The objectives in any hydrocarbon resource evaluation project would include geologic mapping of outcrop lithology and surface structure. PROBE-1 hyperspectral imagery does an excellent job in this regard.
Structures play a major role in forming hydrocarbon traps. Hyperspectral Imagery can identify subtle features due to topographic offset, vegetation change and/or soil alteration. This detailed mapping can be accomplished with PROBE-1 high-resolution imagery. See Figure 1 showing a fault line which was indiscernible with normal aerial views.

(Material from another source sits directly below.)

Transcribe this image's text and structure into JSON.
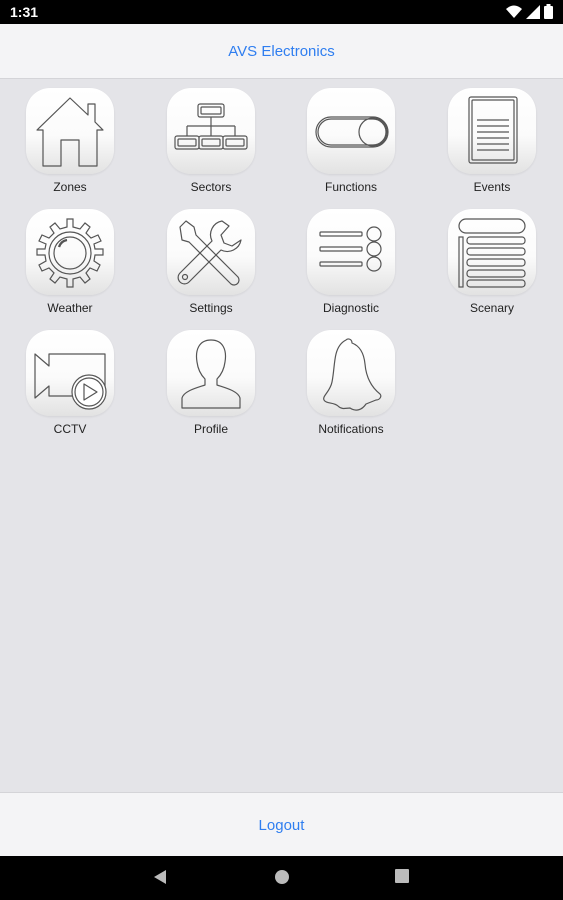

Hyperspectral sensors are unique in that they have enough spectral resolution to identify individual surface materials based solely on respective spectral signatures. Spectral libraries contain a group of hyperspectral signatures that have been positively matched with specific materials at the Earth’s surface. Spectral libraries have been constructed for minerals, plant communities, man-made materials, vegetation stress, and so on. There are now spectral library collections of oil-contaminated soils and onshore oil seeps. (See Figure 2)
These libraries will enable skilled analysts to detect oil-impacted surfaces across remote geologic structures and within such dense urban sites as refineries, tank farms, pipelines, and brownfields. They can be used for oil exploration, establishing baselines, and monitoring changes at both active and abandoned industrial sites.